Once a year, I take my church’s youth grocery shopping. I know that sounds like an odd faith development activity, but bear with me.
There is an organization in our town that collects and distributes Thanksgiving baskets for those who would not otherwise be able to afford a Thanksgiving dinner for their family. A list of suggested items is distributed a few months ahead of time, and on the Sunday before Thanksgiving, individuals and groups descend with carloads of laundry baskets stuffed full of everything a person could possibly need to make Thanksgiving dinner.
Our church has a long history of filling at least thirty baskets each year, and often many more. Some of these baskets are filled and brought to the church by Sunday school classes, families, and individuals, but many church members donate funds for our annual Thanksgiving basket project. That’s where the youth come in. On the Wednesday before Thanksgiving, the youth and a few other volunteers pile into cars and head to the local grocery store to buy all the supplies we need to fill at least thirty Thanksgiving baskets. It’s quite an operation, to say the least.
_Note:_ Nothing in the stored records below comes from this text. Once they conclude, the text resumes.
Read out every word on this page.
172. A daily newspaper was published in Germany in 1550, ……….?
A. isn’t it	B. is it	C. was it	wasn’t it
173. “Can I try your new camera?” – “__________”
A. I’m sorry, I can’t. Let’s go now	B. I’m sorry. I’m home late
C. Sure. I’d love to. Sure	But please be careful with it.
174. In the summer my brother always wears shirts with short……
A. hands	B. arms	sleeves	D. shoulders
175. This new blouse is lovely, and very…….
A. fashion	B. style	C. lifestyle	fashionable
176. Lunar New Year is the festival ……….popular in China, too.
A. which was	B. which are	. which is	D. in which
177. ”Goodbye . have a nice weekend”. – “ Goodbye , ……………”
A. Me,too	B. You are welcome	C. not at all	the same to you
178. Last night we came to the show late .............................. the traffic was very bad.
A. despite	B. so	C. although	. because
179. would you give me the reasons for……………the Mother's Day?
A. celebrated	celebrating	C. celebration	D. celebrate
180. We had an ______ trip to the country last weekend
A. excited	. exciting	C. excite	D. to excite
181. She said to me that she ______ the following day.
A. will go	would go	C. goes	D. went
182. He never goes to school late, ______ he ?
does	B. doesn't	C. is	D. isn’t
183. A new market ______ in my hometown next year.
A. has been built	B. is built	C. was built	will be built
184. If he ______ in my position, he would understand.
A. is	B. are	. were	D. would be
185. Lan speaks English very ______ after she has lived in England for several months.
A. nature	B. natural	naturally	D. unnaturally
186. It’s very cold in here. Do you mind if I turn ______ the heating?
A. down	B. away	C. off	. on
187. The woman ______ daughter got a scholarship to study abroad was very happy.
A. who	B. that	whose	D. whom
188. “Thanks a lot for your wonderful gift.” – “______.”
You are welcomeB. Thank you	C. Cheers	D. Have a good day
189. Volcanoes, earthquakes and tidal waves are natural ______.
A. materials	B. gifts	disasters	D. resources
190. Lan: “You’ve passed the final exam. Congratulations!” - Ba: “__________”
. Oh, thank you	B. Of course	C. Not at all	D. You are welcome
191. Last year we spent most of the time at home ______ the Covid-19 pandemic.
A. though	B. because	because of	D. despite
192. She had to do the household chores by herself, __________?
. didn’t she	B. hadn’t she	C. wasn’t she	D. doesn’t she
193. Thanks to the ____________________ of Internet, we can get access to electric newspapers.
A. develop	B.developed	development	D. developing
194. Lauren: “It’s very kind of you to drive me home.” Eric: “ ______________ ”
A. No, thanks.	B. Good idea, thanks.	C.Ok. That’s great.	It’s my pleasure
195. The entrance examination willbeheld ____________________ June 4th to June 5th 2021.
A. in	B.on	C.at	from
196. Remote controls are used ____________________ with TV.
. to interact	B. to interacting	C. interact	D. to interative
We’re running up and down the aisles filling carts with cans of green beans and corn, boxes of stuffing and bags of potato flakes, cake mixes, rolls, the list goes on. We’re taking over multiple check-out lines, and the students are counting how many of each flavor of instant pudding we have and sorting bags of flour and sugar so that it’s easy to see which is which. Last year was a bit of a zoo, honestly, and being me, I made a list of ways that we can create much less of a hassle for the lovely people at Kroger next year, but no matter how organized we are going in, it’s a pretty big undertaking. And the kids and youth love it. We bring everything back and sort it out into the laundry baskets, already lined up on the pews in the chapel, and within half an hour or so the room looks ready to feed a small army.
In one sense, it’s a pretty simple task. Buy a bunch of food and stick it in some laundry baskets. But these Thanksgiving baskets are a practical example of what it looks like to get outside of the walls of the church. They are a ministry that our entire church, in one way or another, gets involved. This is one of the quintessential examples of how this community of faith sets out to be the Body of Christ. And the youth are right in the middle of it, taking on a central role in completing the task we set for ourselves each year to feed our neighbor.
There’s a growing body of work in the field of youth ministry that argues for the inclusion of youth, as much as possible, in a genuinely intergenerational community. This is not to say there isn’t something important to be gained from age-specific activities as well, but gone are the days when every single moment of a teenager’s time in the church house is spent in the youth room. We’re beginning to recognize that there’s also value in inviting the youth out of the youth room, to involve them in what the rest of the church is up to. To let them get to know the rest of the church, and let the rest of the church get to know them.
That’s one of the things I love about this Thanksgiving basket tradition. The youth are not only learning about hunger in their community, they’re also learning about our church’s involvement in responding to that hunger, and becoming leaders in that response. They are, in short, learning what it means to be the church.
That’s a lot to be gained from grocery shopping.